A Texas Chili
I decided to take my new chili powder for a test drive. The easiest way to do that is take a known chili recipe and make it with the new powder. I have been making the following chili recipe for years and years. I simplified it a little for non-freak usage and to avoid giving away all of my secrets. I'll use this recipe when I am testing new powders. Notice the lack of beans. Add them if you like but I was hungry for something a little different.
Meat Base
2 tablespoons olive oil
1 pound beef, cut into 1/2 inch cubes
1 pound pork, cut into 1/2 inch cubes
1 (14-ounce) can beef broth
1 (8-ounce) can tomato sauce
2 T dried minced onions
Spice Hit One:
1 T onion powder
2 T garlic powder
1 t pepper
2 t chicken bouillon
2 t beef bouillon
Spice Hit Two:
6 T home made chili powder
2 t garlic powder
2 t ground cumin
1 t brown sugar
1 healthy squirt ketchup (Hunt's not Heinz)
1/4 t MSG
Spice Hit Three:
1 t garlic powder
1 t onion powder
2 t home made chili powder
1 1/2 t ground cumin
Brown the beef and pork in the olive oil in a cast iron Dutch oven. Add the rest of the beef base ingredients and simmer uncovered for 1 hour. Add spice hit one simmer for 30 more minutes. Add spice hit two and cook for 20 more minutes. Add spice hit three and simmer 10 more minutes. You want to be able to stick a spoon into the finished chili and have it stand up by itself at the end of cooking. At some points during the cooking you may need to add a little water to thin it out a bit.

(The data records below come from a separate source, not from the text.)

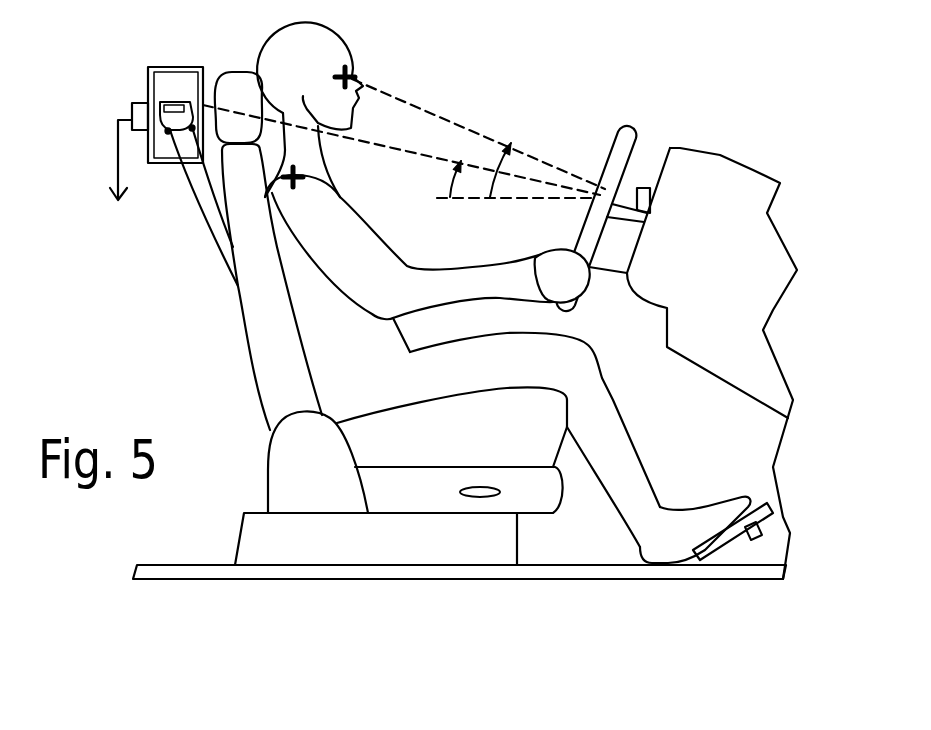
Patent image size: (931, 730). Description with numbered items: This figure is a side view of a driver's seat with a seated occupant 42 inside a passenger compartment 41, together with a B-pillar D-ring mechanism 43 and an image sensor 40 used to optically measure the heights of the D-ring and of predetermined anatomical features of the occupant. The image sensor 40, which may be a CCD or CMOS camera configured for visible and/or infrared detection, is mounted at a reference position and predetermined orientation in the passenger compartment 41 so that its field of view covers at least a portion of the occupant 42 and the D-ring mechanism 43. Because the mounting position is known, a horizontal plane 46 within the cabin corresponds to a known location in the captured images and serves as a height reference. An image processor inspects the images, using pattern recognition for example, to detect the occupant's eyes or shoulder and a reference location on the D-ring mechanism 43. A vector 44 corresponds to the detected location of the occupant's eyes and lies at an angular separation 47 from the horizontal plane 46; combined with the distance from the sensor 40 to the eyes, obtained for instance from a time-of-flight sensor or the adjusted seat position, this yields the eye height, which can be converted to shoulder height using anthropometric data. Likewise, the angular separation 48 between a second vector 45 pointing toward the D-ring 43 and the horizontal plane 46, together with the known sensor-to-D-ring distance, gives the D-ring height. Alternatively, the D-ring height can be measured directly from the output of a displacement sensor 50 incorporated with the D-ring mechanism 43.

The image sensor 40 is at (647, 188).
The passenger compartment 41 is at (735, 452).
The occupant 42 is at (320, 300).
The D-ring mechanism 43 is at (133, 83).
The vector 44 is at (400, 100).
The vector 45 is at (418, 150).
The horizontal plane 46 is at (531, 199).
The angular separation 47 is at (502, 182).
The camera angle 48 is at (450, 181).
The displacement sensor 50 is at (132, 110).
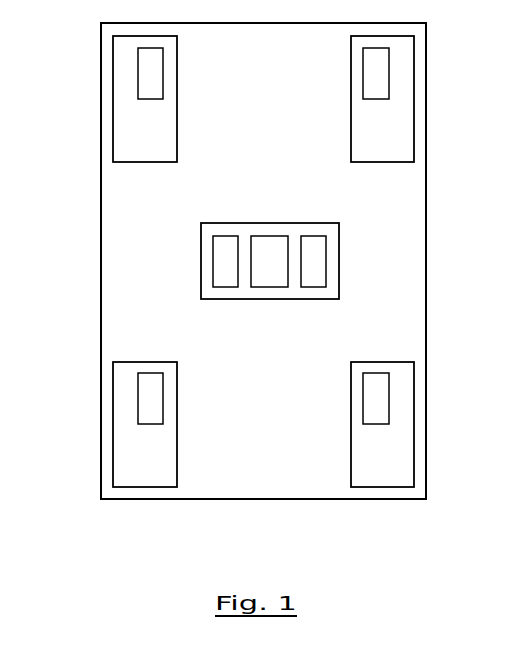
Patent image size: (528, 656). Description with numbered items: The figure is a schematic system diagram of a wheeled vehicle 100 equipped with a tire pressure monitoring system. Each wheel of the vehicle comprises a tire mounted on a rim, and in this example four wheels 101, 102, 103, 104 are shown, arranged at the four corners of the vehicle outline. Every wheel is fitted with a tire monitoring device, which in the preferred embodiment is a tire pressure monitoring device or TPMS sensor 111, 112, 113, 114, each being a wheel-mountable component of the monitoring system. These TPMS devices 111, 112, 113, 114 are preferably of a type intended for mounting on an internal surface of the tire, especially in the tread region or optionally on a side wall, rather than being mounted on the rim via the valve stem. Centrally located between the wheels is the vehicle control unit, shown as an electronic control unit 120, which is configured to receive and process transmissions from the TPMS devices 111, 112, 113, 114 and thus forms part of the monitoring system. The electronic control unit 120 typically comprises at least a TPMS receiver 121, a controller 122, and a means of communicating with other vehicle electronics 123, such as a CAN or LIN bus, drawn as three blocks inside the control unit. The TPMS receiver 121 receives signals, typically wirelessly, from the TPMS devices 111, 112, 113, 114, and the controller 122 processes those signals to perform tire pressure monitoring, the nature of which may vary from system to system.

The wheeled vehicle 100 is at (430, 233).
The wheel 101 is at (127, 73).
The wheel 102 is at (402, 73).
The wheel 103 is at (127, 448).
The wheel 104 is at (401, 448).
The tire pressure monitoring device 111 is at (152, 86).
The tire pressure monitoring device 112 is at (376, 86).
The tire pressure monitoring device 113 is at (152, 385).
The tire pressure monitoring device 114 is at (376, 398).
The electronic control unit 120 is at (200, 273).
The TPMS receiver 121 is at (226, 247).
The controller 122 is at (276, 247).
The means of communicating with other vehicle electronics 123 is at (313, 247).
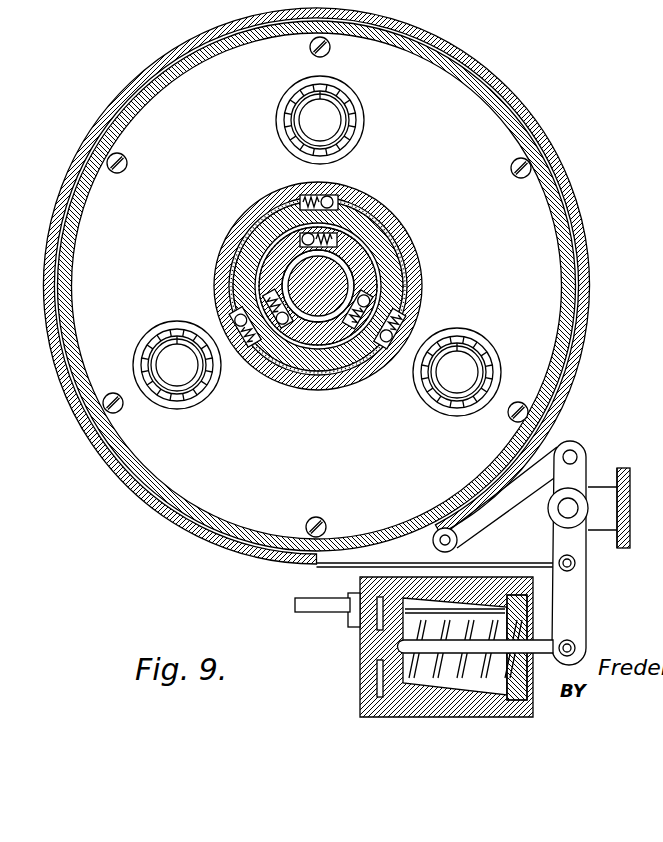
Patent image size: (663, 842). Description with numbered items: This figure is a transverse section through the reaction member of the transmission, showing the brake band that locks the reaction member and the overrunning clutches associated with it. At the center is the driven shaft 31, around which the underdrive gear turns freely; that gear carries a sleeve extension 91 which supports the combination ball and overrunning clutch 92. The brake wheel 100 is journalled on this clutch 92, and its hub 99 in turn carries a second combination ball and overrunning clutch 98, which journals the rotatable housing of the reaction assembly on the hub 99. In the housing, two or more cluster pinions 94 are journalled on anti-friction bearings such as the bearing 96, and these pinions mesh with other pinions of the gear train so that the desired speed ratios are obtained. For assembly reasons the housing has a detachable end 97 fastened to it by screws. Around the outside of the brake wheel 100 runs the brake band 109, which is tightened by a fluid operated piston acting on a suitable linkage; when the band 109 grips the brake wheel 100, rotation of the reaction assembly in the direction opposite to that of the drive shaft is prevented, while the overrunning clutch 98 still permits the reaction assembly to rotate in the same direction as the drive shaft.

The driven shaft 31 is at (300, 280).
The sleeve extension 91 is at (300, 360).
The combination ball and overrunning clutch 92 is at (290, 195).
The cluster pinions 94 is at (300, 115).
The anti-friction bearing 96 is at (352, 106).
The detachable end 97 is at (436, 162).
The combination ball and overrunning clutch 98 is at (331, 48).
The hub 99 is at (330, 385).
The brake wheel 100 is at (562, 231).
The brake band 109 is at (530, 103).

Check out that photo - spoon stands up!
Tricks:
Partially freeze the beef and pork, it is easier to cut that way.
Adding the spices in batches over time helps the meat accept it's final spiciness a little better. You don't want to cram all the spices in at once because the meat will get angry. You want happy meat, not angry meat. You want to ease the spices in over time. Pretty soon the meats will be spicy and tasty and happy.
Make the spices up in batches ahead of times. It makes things go quicker.